Viewers who've seen Fitzpatrick's work only in his books will be struck by the subtle three-dimensionality of the original drawing-collages, which bulge and buckle in their frames, their surfaces uneven like broken pavement -- each fantastical creature, each matchbook cover, each line of poetry its own piece of a magic jigsaw puzzle. You become intensely aware of the collages as things, not just images of things, their defiantly unslick and lovable roughness bringing home their handmade quality, the hallmark of so much great Chicago art.
You're struck, too, by their total indifference to art-world fashion. Fitzpatrick doesn't make art to please art schools or museum curators; he makes it to please himself.
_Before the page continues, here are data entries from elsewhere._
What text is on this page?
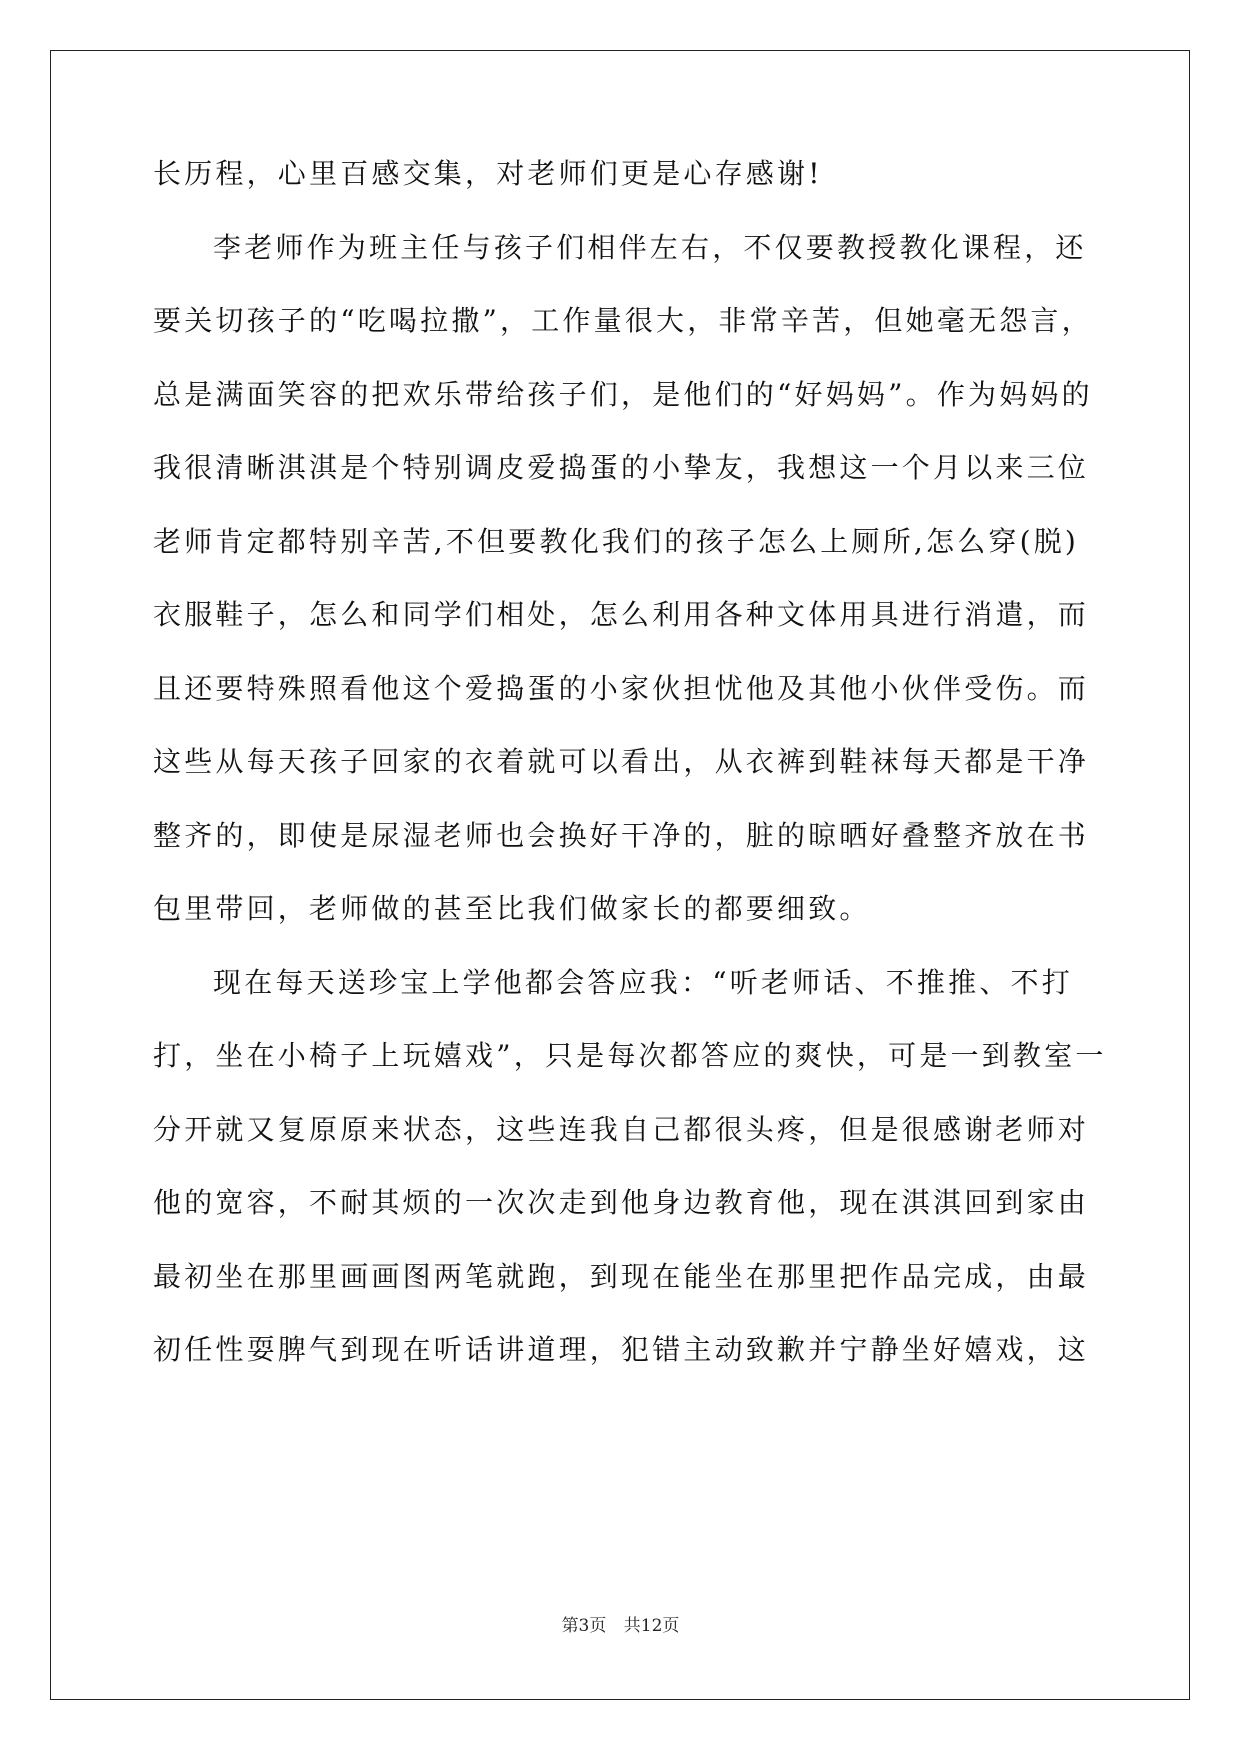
长历程，心里百感交集，对老师们更是心存感谢!
李老师作为班主任与孩子们相伴左右，不仅要教授教化课程，还
要关切孩子的“吃喝拉撒”，工作量很大，非常辛苦，但她毫无怨言，
总是满面笑容的把欢乐带给孩子们，是他们的“好妈妈”。作为妈妈的
我很清晰淇淇是个特别调皮爱捣蛋的小挚友，我想这一个月以来三位
老师肯定都特别辛苦,不但要教化我们的孩子怎么上厕所,怎么穿(脱)
衣服鞋子，怎么和同学们相处，怎么利用各种文体用具进行消遣，而
且还要特殊照看他这个爱捣蛋的小家伙担忧他及其他小伙伴受伤。而
这些从每天孩子回家的衣着就可以看出，从衣裤到鞋袜每天都是干净
整齐的，即使是尿湿老师也会换好干净的，脏的晾晒好叠整齐放在书
包里带回，老师做的甚至比我们做家长的都要细致。
现在每天送珍宝上学他都会答应我：“听老师话、不推推、不打
打，坐在小椅子上玩嬉戏”，只是每次都答应的爽快，可是一到教室一
分开就又复原原来状态，这些连我自己都很头疼，但是很感谢老师对
他的宽容，不耐其烦的一次次走到他身边教育他，现在淇淇回到家由
最初坐在那里画画图两笔就跑，到现在能坐在那里把作品完成，由最
初任性耍脾气到现在听话讲道理，犯错主动致歉并宁静坐好嬉戏，这
第3页 共12页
Fortunately for us, what pleases him is communicating with people, not playing cat-and-mouse games calculated to make you feel you could get it if only you were smart enough. (You don't have to be an art major to feel spoken to by a Fitzpatrick piece.) That doesn't mean the work is remotely facile; it's as densely textured as anything ever produced by a Chicago artist, and each piece soaks up all the attention you can spare. You do have to be a little romantic, to let your mind drift into a half-dreaming, free-associational mode. And at least with "The Wonder," it helps to be in love with Chicago, even if that love also has some hate mixed in.
You also have to give Chicago's Department of Cultural Affairs credit for devoting one of its signature Cultural Center spaces to Fitzpatrick, who publicly criticized the department last year in a series of protests over its changes to the city's public art ordinance. Tempers flared, and department officials, if they had chosen to, could have taken out their anger on Fitzpatrick by denying him this precious moment -- the perfect setting for the culmination of a decade of work. To their everlasting credit, they were bigger than that. Good for them. Good for us.